Let’s take a look at the steps required to build a circuit that allows electricity to flow correctly.

In each of the projects that we build at MakeCrate, we start by connecting a wire to the 5V connection on our Arduino to our breadboard, and then connecting the ground connection on the Arduino to the breadboard.

Once our additional components are in place, like an LED, we’ve got a complete circuit that allows electricity to flow from the Arduino to the breadboard, through the LED, connect to ground, and flow back to the Arduino.

So, the question is, why does electricity need to flow in a loop?

The flow of electricity behaves like the flow of water in a lot of ways. If a tank of water has a hose on it that as a cap on one end, then the water will not move.
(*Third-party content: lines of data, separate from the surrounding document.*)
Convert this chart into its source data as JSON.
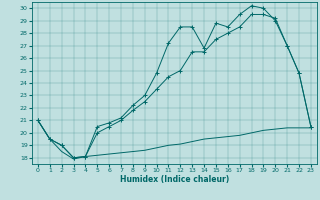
{
  "xlabel": "Humidex (Indice chaleur)",
  "background_color": "#c0e0e0",
  "line_color": "#006868",
  "xlim": [
    -0.5,
    23.5
  ],
  "ylim": [
    17.5,
    30.5
  ],
  "yticks": [
    18,
    19,
    20,
    21,
    22,
    23,
    24,
    25,
    26,
    27,
    28,
    29,
    30
  ],
  "xticks": [
    0,
    1,
    2,
    3,
    4,
    5,
    6,
    7,
    8,
    9,
    10,
    11,
    12,
    13,
    14,
    15,
    16,
    17,
    18,
    19,
    20,
    21,
    22,
    23
  ],
  "line1_x": [
    0,
    1,
    2,
    3,
    4,
    5,
    6,
    7,
    8,
    9,
    10,
    11,
    12,
    13,
    14,
    15,
    16,
    17,
    18,
    19,
    20,
    21,
    22,
    23
  ],
  "line1_y": [
    21,
    19.5,
    19,
    18,
    18.1,
    20.5,
    20.8,
    21.2,
    22.2,
    23.0,
    24.8,
    27.2,
    28.5,
    28.5,
    26.8,
    28.8,
    28.5,
    29.5,
    30.2,
    30.0,
    29.0,
    27.0,
    24.8,
    20.5
  ],
  "line2_x": [
    0,
    1,
    2,
    3,
    4,
    5,
    6,
    7,
    8,
    9,
    10,
    11,
    12,
    13,
    14,
    15,
    16,
    17,
    18,
    19,
    20,
    21,
    22,
    23
  ],
  "line2_y": [
    21,
    19.5,
    19,
    18,
    18.1,
    20.0,
    20.5,
    21.0,
    21.8,
    22.5,
    23.5,
    24.5,
    25.0,
    26.5,
    26.5,
    27.5,
    28.0,
    28.5,
    29.5,
    29.5,
    29.2,
    27.0,
    24.8,
    20.5
  ],
  "line3_x": [
    0,
    1,
    2,
    3,
    4,
    5,
    6,
    7,
    8,
    9,
    10,
    11,
    12,
    13,
    14,
    15,
    16,
    17,
    18,
    19,
    20,
    21,
    22,
    23
  ],
  "line3_y": [
    21,
    19.5,
    18.5,
    17.9,
    18.1,
    18.2,
    18.3,
    18.4,
    18.5,
    18.6,
    18.8,
    19.0,
    19.1,
    19.3,
    19.5,
    19.6,
    19.7,
    19.8,
    20.0,
    20.2,
    20.3,
    20.4,
    20.4,
    20.4
  ]
}
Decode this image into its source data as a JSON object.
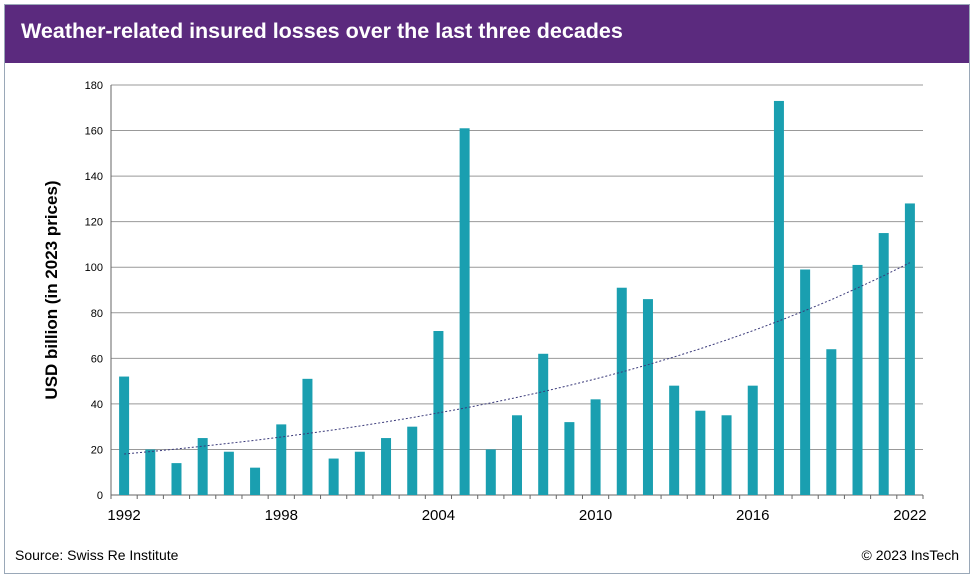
{
  "header": {
    "title": "Weather-related insured losses over the last three decades"
  },
  "footer": {
    "source": "Source: Swiss Re Institute",
    "copyright": "© 2023 InsTech"
  },
  "colors": {
    "header_bg": "#5b2a7e",
    "bar": "#1a9fb0",
    "grid": "#999999",
    "trend": "#3a3a7a"
  },
  "chart_data": {
    "type": "bar",
    "title": "Weather-related insured losses over the last three decades",
    "ylabel": "USD billion (in 2023 prices)",
    "xlabel": "",
    "ylim": [
      0,
      180
    ],
    "yticks": [
      0,
      20,
      40,
      60,
      80,
      100,
      120,
      140,
      160,
      180
    ],
    "xtick_labels": [
      "1992",
      "1998",
      "2004",
      "2010",
      "2016",
      "2022"
    ],
    "categories": [
      "1992",
      "1993",
      "1994",
      "1995",
      "1996",
      "1997",
      "1998",
      "1999",
      "2000",
      "2001",
      "2002",
      "2003",
      "2004",
      "2005",
      "2006",
      "2007",
      "2008",
      "2009",
      "2010",
      "2011",
      "2012",
      "2013",
      "2014",
      "2015",
      "2016",
      "2017",
      "2018",
      "2019",
      "2020",
      "2021",
      "2022"
    ],
    "values": [
      52,
      20,
      14,
      25,
      19,
      12,
      31,
      51,
      16,
      19,
      25,
      30,
      72,
      161,
      20,
      35,
      62,
      32,
      42,
      91,
      86,
      48,
      37,
      35,
      48,
      173,
      99,
      64,
      101,
      115,
      128
    ],
    "trend": {
      "type": "exponential",
      "start_value": 18,
      "end_value": 102
    },
    "grid": true
  }
}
However, if the hose has an open end and loops back into the tank, the water can flow repeatedly, similar to an electric circuit.

You still might ask, though, why the electricity has to go from power to ground.

Think of the same tank, except this time, the hose loops back to below the original water line. Because the pressure on the water is the same at the hose beginning and end, the water can’t flow through the hose.  If, however, the hose is moved above the water line, then there is water pressure at the beginning of the hose, but not the end, and the water can flow through the hose.

In a circuit, there is a voltage difference between power and ground that is similar to this difference in pressure at the beginning and end of the hose. This voltage difference between power and ground allows for electricity to flow freely through a circuit.